Day-to-day life is not what it used to be for me. I am a teacher. Had RNY back in 2002. Pain, back issues, joint issues, etc. saw docs on and off for 6-7 yrs. (Was a member here years ago, but lost my old password and changed emails...) Put on some pain meds, told of degenerative disk disease, some epidurals, some PT, etc. Finally suggestion of fibro two years ago. Pain increasing last two years. Saw new - in - town rheumatologist. Extensive tests. Lupus, arthritis, Raynaud's, still back problems, osteoporosis, etc. New meds. (And here's the kicker, after getting to know her and feel confident that she had me on a path that would help, her husband was abruptly transferred, and she followed with only a few days notice!)
Weight gain about 25-30 pounds last 2 years. Due to pain my walking (main exercise) greatly diminished. Now pred. with more weight puffiness-gain. I have started the 17 Day Diet to see if I have a carb sensitivity, which I've suspected, and I am attempting to give it a go.

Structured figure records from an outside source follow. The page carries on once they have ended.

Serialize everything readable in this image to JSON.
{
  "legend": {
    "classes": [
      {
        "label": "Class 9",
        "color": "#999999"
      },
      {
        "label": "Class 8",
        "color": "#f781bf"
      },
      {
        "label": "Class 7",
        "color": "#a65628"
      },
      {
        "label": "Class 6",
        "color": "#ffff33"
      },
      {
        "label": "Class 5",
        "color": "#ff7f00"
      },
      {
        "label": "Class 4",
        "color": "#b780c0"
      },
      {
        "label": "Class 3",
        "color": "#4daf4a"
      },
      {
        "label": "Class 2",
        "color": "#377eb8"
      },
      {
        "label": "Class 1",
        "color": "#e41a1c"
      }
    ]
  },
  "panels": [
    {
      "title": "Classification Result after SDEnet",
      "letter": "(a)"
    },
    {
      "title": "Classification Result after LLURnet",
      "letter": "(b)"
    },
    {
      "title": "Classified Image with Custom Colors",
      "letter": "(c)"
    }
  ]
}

That's background, and probably too much. Here's the thing that toucned me. I am sitting here crying about what you said about having to quit teaching. That's who I am. BUT, I am so exhausted by noon that I feel as if I am paddling in murky and painful jello in the afternoon. I truly just collapse when I get home. Grading papers on Friday had my hands and back in such pain that I am still in spasms and can't even move comfortably this morning despite doing my traction and PT.
How do I cope with the pain and now, possibly, having to give up who I am? Ideas? Advice.